When it comes to craft beer enthusiasts I know far too many who see a lager and shy away. I admit I had this problem for a while myself but I’ve slowly come around.
After discovering my own love of lagers, I’ve tried to proselytize others and found surprising resistance. This reluctance from folks who I have converted to enjoying things such as wild as sours got me pondering where all the hate comes from.
I couldn’t come across many hard numbers on this but did find some data on sales dating back to 2011. Beyond the hard numbers, the lack of popularity of craft lagers is obvious with a trip to any better beer store.
Just look around the store and see all the IPAs, wheats, stouts, and sours versus the small selection of lagers. Another way of looking at this is that out of all the breweries in Cincinnati only three regularly make lagers and I’m including Sam Adams in that number.
Why the hate?
I think the prime reason is that we’ve been conditioned to love lagers, then over-conditioned to love them resulting in our hate. Budweiser, Miller, Coors and others have shoved flavorless light (or, worse yet, lite) lagers down our throats for 30 years in an effort to convince us that this is what “beer” is supposed to taste like.
I think this long-term advertising, or more bluntly put brain washing, has resulted in a Clockwork Orange effect among those who have broken from its grasp. Now many beer enthusiasts are left with an intense dislike of anything that resembles a lager, mass-produced or not.
My second conclusion is that no matter what I’d like to believe, or convince people of, lagers just aren’t that exciting. A malty, floral, maybe slightly spicy lager can’t compete on the level of tongue tingling excitement with something like a stout with vanilla beans, cinnamon, cocoa nibs, and habaneros.
Lastly, lagers are a less financially sound decision for the often cash strapped craft brewer. They are harder to brew because a lager will show off any flaws in the brewing process far more easily than an IPA will. Lagers are more time-consuming because they have to be lagered -- fermented and stored at cool temperatures before packaging -- for weeks to months where an IPA can be completed in 11 days.
And as I’ve said, craft beer drinkers are less likely to drink them. So why should a craft brewery spend so much more time making a more difficult product that their customers won’t get excited for?
All around tasty beverage
Plain and simple lagers are tasty and refreshing beverages. The shear market share they occupy is plenty enough proof of this.
If they were bad or disgusting no one would drink them, no matter the advertising powers at play. Budweiser and Miller Lite are not bad beers, they’re just not exciting. A real craft lager though can be an exciting and delicious adventure when all you want is a clean refreshing beer.
Your tongue can get tired of having the same thing time and time again -- this is called palate fatigue. Palate fatigue is more relevant when you’re having a flight of 5 or 6 beers but I think it still applies here.
Drinking super-hopped IPAs or bodacious oatmeal Russian imperial stouts day in and day out you can lose perception on how different they are from each other. A nice clean lager can refresh your palate and your mind.
The Original Session Beer
Session IPAs are all the rage these days and are becoming the top-selling beers at many breweries. But if you want to knock back a 12-pack whiling away a sunny afternoon there’s no need to succumb to the latest fad.

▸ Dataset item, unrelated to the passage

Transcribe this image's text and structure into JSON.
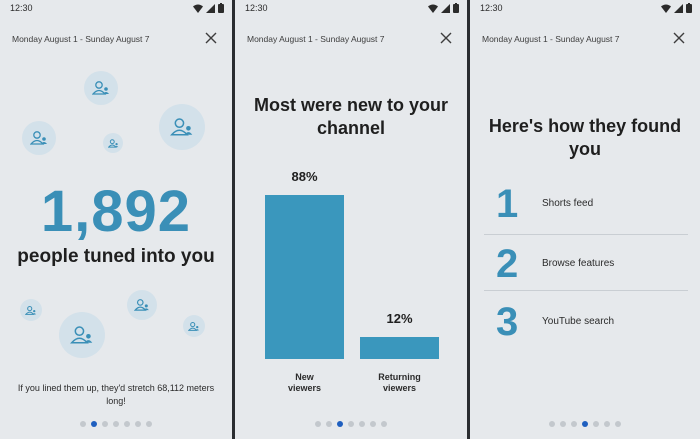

Succumb to a centuries old staple and grab a crisp refreshing lager. Lagers are highly quaffable, often under 6 percent ABV, and go with just about any food at your family BBQ. The chart below shows the ABV distribution of 150 of the most popular lagers on BeerAdvocate.
Distribution of ABV in top 150 lagers – BeerAdvocate.com
Those are all great reasons but here’s the real kicker that makes me think more craft breweries, and craft beer enthusiasts, need to love the lager. America is a country that loves its lagers and if we want to beat AB-Inbev or SABMiller we need to beat them at their own game.
It’s easier to sell a macro beer drinker on a “really high quality Budweiser” then it is on a “bitter, citrus, pine flavored IPA.” Once that macro beer drinker has had a craft lager they’ll be more interested to try other beers by that brewery and blossom into a craft beer enthusiast.
What to drink?
Don’t misunderstand me on any of this, this is no cry to go enjoy a Miller Lite. This is a rallying call to find the closest craft brewer to you and try their lager if they have one or ask them to make one if they don’t.
I realize relatively few craft breweries are making lagers, compared to the total number of craft breweries, so some good examples with wide-ranging distribution are: Victory Prima Pils, Brooklyn Lager, Sierra Nevada Summerfest, Sam Adams Boston Lager, or my personal favorite craft lager -- New Belgium Shift
My fellow Cincinnatians and I are extremely lucky in that we have not two breweries making multiple lagers.
For a local lager find the Helles, Dunkel, or Blueberry Lager from Rivertown or Moerlein Exposition or Barbarossa. Both of these breweries and a few more locals also make seasonal Dunkels and Marzens. Rhinegeist also currently has the Puma Pils though I’m not sure how long that will be around.